The stock has seen an increase of 114 percent since April. Recently the stock reached its year’s high of Rs 536. The stock’s performance has been the highest among all the stocks in the oil and gas sector.
It is very common for a common investor to take a wrong decision regarding a stock in the stock market. But it is very rare that many veteran investors are proved wrong about a single stock. Similar is the case of Chennai Petroleum Corporation. Mutual funds had already kept distance from this stock and the situation was such that the two funds which had invested also completely exited in April this year, but since then, i.e. in just 6 months, the stock has reached 100%. Has increased by more than percent. The situation is that as soon as the momentum is seen, the funds once again started investing.

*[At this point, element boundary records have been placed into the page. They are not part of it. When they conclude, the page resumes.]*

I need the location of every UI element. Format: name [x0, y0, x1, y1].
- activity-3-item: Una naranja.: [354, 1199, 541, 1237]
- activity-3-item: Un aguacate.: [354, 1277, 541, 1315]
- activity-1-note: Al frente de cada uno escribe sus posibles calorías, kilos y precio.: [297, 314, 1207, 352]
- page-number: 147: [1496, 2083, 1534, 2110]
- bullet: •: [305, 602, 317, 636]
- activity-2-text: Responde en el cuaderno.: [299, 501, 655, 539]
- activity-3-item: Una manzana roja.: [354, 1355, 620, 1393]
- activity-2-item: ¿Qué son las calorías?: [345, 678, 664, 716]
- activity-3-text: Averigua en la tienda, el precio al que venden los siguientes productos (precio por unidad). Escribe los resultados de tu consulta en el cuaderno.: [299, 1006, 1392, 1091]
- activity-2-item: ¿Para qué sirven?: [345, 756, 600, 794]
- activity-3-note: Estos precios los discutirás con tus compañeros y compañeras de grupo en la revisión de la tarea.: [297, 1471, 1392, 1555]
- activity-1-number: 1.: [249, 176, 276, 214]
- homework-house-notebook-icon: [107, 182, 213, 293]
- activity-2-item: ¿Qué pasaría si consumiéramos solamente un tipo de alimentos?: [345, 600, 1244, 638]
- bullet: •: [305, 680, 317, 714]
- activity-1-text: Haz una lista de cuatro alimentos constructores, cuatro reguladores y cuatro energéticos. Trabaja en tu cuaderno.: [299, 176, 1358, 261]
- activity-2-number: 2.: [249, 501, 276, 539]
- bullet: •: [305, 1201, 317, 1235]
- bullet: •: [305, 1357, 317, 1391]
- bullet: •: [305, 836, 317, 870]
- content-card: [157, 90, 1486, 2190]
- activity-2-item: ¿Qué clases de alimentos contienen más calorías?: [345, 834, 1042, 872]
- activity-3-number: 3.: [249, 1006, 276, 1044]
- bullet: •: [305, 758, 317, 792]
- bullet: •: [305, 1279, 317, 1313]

MF withdrew entire investment
If we look at this year’s figures, IOC’s subsidiary Chennai Petroleum Corporation had lost the trust of mutual funds. According to the data released in March, the total stake of funds in the company was less than one percent. Only two funds, ITI MF and ICICI Prudential MF, had exposure to the company. However, in April they also withdrew their entire stake. In April this year, the company was one of the four companies from which mutual funds completely exited.
How was the stock’s performance?
The stock’s performance was flat until the fund withdrew its money, i.e. at the beginning of 2023. However, with the beginning of the financial year, there was an increase in the stock. The stock has seen an increase of 114 percent since April. Recently the stock reached its year’s high of Rs 536. The stock’s performance has been the highest among all the stocks in the oil and gas sector. The stock has given a return of 153 percent in the year 2023 and 563 percent in 3 years.
Funds returned with gains
With the rise in prices, funds once again returned to the stock and in June ICICI Prudential once again bought stake in the stock. Along with the company’s performance, analysts’ confidence in the stock is also coming back. In a conversation with Money Control, Elara Securities Senior VP Gagan Dixit said that there are signs of growth in the company’s GRM. And it may increase from $11 per barrel to $15 per barrel in the second quarter. At present, Elara Securities has advised to sell the stock but Dixit believes that if there are signs of GRM remaining above $15 for two quarters, then re-rating of the stock is possible.